Based on Morningstar information available on November 13, 2012, the stock has been performing at a 52-week range of between $5.99 and $15.96 (which it attained on July 19th 2012 as a result of its premature release of the FDA announcement), and is trading at a significant Price/Book value of 274. It saw a jump of 9.27% on Nov 9th 2012 following the release of its Q3 2012 earnings. This price spike may be yet another positive reaction to the July 26th FDA approval of Vascepa, but is likely a result of the forward-looking statement that Amarin is keeping various options open on the future of the company, including its eventual sale.
As evidenced from the chart above, AMRN has been trading significantly above leading indexes, including the S&P 500 and the Dow Jones Industrial Average. Interestingly however is its performance against GlaxoSmithKline since mid-2010, but most notably since late 2010. This can be attributed to a number of positive reports on the testing of Vascepa and its eventual FAD status, and the fact that GSK will now likely face stiff competition from AMRN in the health care space to develop therapeutics to improve cardiovascular health.
What Does the Future Hold?
The future of bio-pharmaceuticals like Amarin greatly depend on the strength and longevity of their patents. With 8 patents either allowed or issued by the U.S. Patent and Trademark Office, and with more than 30 other applications for U.S. patents pending, the company is on track to accumulate an invaluable portfolio of high-quality patents.
In his commentary to the company's Q3 2012 results, Joseph Zakrzewski, Amarin's Chairman and Chief Executive Officer reiterated that all was on track for successful commercialization of Vascepa in Q1 2013. To this end, Amarin has taken important steps to prepare for launch, through managed care outreach, participation in trade shows and beefing up its management team. Also encouraging was the fact that Mr. Zakrzewski has signaled the company's openness in the future to either going it alone, in partnership or through acquisition of the company to ensure timely commercialization targets are met.
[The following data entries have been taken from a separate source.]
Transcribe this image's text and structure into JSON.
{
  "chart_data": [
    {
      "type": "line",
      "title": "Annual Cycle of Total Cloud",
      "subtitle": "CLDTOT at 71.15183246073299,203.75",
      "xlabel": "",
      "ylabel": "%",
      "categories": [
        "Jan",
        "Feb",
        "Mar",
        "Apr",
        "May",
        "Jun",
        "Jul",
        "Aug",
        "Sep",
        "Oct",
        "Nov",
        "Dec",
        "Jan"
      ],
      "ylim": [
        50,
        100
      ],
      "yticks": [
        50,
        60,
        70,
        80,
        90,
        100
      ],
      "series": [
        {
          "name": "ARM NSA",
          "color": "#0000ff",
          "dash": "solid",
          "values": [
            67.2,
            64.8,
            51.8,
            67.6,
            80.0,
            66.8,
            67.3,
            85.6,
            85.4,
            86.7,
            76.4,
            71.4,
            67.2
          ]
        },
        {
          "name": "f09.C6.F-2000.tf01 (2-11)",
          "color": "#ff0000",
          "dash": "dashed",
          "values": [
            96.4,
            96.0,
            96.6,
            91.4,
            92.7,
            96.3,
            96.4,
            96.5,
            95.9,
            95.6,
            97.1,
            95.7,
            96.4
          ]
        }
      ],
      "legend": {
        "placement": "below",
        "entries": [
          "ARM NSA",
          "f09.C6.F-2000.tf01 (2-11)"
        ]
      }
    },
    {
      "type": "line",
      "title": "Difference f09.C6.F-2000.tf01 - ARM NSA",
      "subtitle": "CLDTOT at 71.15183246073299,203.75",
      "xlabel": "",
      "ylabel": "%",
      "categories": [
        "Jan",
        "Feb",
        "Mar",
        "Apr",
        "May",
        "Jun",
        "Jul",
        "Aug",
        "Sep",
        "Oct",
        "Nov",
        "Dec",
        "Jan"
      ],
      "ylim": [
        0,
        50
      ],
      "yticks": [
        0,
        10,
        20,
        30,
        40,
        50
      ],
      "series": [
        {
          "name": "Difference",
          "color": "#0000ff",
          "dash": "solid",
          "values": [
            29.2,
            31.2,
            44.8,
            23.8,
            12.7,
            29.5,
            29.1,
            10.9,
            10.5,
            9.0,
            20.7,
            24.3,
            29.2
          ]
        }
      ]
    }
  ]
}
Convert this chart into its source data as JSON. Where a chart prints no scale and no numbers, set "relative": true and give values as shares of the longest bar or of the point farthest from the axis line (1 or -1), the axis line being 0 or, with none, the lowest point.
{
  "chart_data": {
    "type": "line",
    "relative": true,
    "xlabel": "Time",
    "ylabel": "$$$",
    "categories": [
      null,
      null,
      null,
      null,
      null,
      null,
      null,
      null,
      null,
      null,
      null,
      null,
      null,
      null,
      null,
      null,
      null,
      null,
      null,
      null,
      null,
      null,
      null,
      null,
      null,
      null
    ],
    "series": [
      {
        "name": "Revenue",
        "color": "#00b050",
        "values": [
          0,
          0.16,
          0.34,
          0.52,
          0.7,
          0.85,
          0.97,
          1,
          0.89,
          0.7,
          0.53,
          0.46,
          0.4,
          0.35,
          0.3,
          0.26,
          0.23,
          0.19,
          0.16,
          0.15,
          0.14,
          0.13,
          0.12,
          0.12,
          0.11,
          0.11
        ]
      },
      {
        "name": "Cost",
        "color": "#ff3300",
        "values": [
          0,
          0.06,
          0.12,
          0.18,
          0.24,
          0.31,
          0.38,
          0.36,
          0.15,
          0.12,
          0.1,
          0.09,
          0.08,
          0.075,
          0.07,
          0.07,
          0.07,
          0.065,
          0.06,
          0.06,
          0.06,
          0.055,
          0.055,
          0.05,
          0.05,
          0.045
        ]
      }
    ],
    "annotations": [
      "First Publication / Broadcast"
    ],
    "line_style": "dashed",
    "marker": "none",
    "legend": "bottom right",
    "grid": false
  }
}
Make or Break For Investors?
Two events of significance, that will determine how investors perceive Amarin as an investment opportunity, relate to the FDA's determination of either a 3-year or a 5-year regulatory exclusivity for Vascepa, and whether the company is able to carry through its successful commercialization of the product in Q1 2013. While the former is not entirely within the control of the management team, the latter is entirely within their purview to make happen.
Investors should carefully keep an eye out for any signs - positive or negative - related to either or both of these milestone events. The potential, however strong or weak that may be, for Vascepa to be designated a new chemical entity under the provisions of the Hatch-Waxman Act, or any signs of another partner acquiring Amarin in a strategic takeover, would definitely bode well for investors. Earnings announcements for the current quarter, Q4 2012, should shed some insight into these events.
Based on the information provided above, and popular analyst outlook, I maintain a buy recommendation for AMRN.
Disclosure: I have no positions in any stocks mentioned, and no plans to initiate any positions within the next 72 hours. I wrote this article myself, and it expresses my own opinions. I am not receiving compensation for it (other than from Seeking Alpha). I have no business relationship with any company whose stock is mentioned in this article.